Healthcare Policy Expert, Robin Scott, is a contributing blogger for Protestants for the Common Good.
America spends more on health than other nations – almost $2.5 trillion in 2009 – and yet scores less than other wealthy nations on life expectancy, infant mortality and other indicators of population health. The bulk of U.S. health expenditures (75 percent) are spent treating chronic diseases, many of which are preventable. (Chronic diseases include obesity, diabetes, high-blood pressure, heart disease, and cancer.) A mere fraction of U.S. health expenditures (3.1 percent) is spent on prevention. An Institute of Medicine report released in 2012 concluded that the federal government’s public health investment ($11.6 billion in 2009) should be doubled to begin to fund public health efforts at a level that would address current needs.
The Affordable Care Act makes public health and the prevention of chronic disease a United States priority for the first time by establishing mandatory funding for the Prevention and Public Health Fund. Fifteen billion dollars over 10 years was set aside for the Fund. The Fund already has provided $1.25 billion for prevention and public health activities: $500 million in FY 2010 and $750 million in FY 2011. Another $1 billion has been allocated in FY 2012 and is in the process of being distributed.
The Fund is anticipated to be used for programs at the local, state, and federal level. Illinois has been awarded more than $31 million in Prevention Fund grants. Funding is intended for community prevention, clinical prevention, public health workforce and infrastructure, and research and tracking. Community prevention includes tobacco prevention and obesity prevention and fitness. Public health workforce and infrastructure includes supporting training of public health providers.

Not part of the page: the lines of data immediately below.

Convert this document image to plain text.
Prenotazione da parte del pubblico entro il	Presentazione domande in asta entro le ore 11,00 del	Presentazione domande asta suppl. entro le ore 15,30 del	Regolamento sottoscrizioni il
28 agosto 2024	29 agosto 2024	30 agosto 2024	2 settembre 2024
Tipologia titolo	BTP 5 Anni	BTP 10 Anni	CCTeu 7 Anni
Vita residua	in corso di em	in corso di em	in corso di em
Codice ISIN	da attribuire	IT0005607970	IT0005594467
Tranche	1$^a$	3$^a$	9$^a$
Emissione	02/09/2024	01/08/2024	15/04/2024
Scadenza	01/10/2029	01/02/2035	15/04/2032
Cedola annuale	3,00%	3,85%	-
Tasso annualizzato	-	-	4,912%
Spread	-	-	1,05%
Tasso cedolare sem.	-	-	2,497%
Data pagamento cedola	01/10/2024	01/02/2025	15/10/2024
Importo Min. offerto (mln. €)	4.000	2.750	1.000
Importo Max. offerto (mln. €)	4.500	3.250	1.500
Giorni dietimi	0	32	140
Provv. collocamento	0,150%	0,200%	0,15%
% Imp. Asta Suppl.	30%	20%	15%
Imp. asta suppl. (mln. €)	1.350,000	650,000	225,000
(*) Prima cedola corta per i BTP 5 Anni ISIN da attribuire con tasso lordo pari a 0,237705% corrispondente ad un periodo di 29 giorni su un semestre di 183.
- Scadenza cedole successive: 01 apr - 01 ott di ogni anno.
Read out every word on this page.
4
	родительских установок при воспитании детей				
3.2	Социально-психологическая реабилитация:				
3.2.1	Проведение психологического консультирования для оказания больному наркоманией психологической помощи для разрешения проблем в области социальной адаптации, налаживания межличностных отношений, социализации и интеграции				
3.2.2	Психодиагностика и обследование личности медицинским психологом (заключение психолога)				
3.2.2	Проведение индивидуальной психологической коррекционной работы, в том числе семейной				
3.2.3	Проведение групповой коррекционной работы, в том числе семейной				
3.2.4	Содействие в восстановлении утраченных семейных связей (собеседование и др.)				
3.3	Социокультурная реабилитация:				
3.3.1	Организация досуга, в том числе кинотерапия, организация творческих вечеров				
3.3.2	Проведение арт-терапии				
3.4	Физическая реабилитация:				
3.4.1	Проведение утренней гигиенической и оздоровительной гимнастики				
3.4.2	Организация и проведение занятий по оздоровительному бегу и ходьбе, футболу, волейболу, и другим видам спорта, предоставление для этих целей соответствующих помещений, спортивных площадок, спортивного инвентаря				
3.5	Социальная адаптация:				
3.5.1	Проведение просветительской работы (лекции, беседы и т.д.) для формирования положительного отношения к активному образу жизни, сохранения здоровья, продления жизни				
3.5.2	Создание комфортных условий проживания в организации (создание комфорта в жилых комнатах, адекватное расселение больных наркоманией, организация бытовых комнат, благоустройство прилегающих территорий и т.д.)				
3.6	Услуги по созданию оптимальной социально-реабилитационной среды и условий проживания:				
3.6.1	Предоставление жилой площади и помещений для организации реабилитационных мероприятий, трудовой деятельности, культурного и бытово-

The Prevention and Public Health Fund is intended to supplement not supplant existing federal commitments for public health and prevention. However, the Affordable Care Act allows Congress to use money from the fund to spend on existing prevention or health promotion programs that met the goals of improving health and restraining growth in costs. Also, Congress can still pass laws to reduce the amount of money allocated to the Fund. Congress can even amend the Affordable Care Act to eliminate the Fund. Funding of the Prevention and Public Health Fund has already been cut by $6.25 billion over nine years to help postpone a cut in Medicare physician payments.
The Fund remains at risk. Earlier this year, Congress passed the Sequestration Act which would make across-the-board cuts in defense and nondefense discretionary programs in January 2013 if a deficit reduction plan was not passed and signed into law. So far, a deficit reduction plan has not been enacted. According to an OMB report released mid –September critical programs that protect the public’s health face an 8.2 percent cut. (The Prevention and Public Health Fund would be subject to cuts of 7.6 percent.)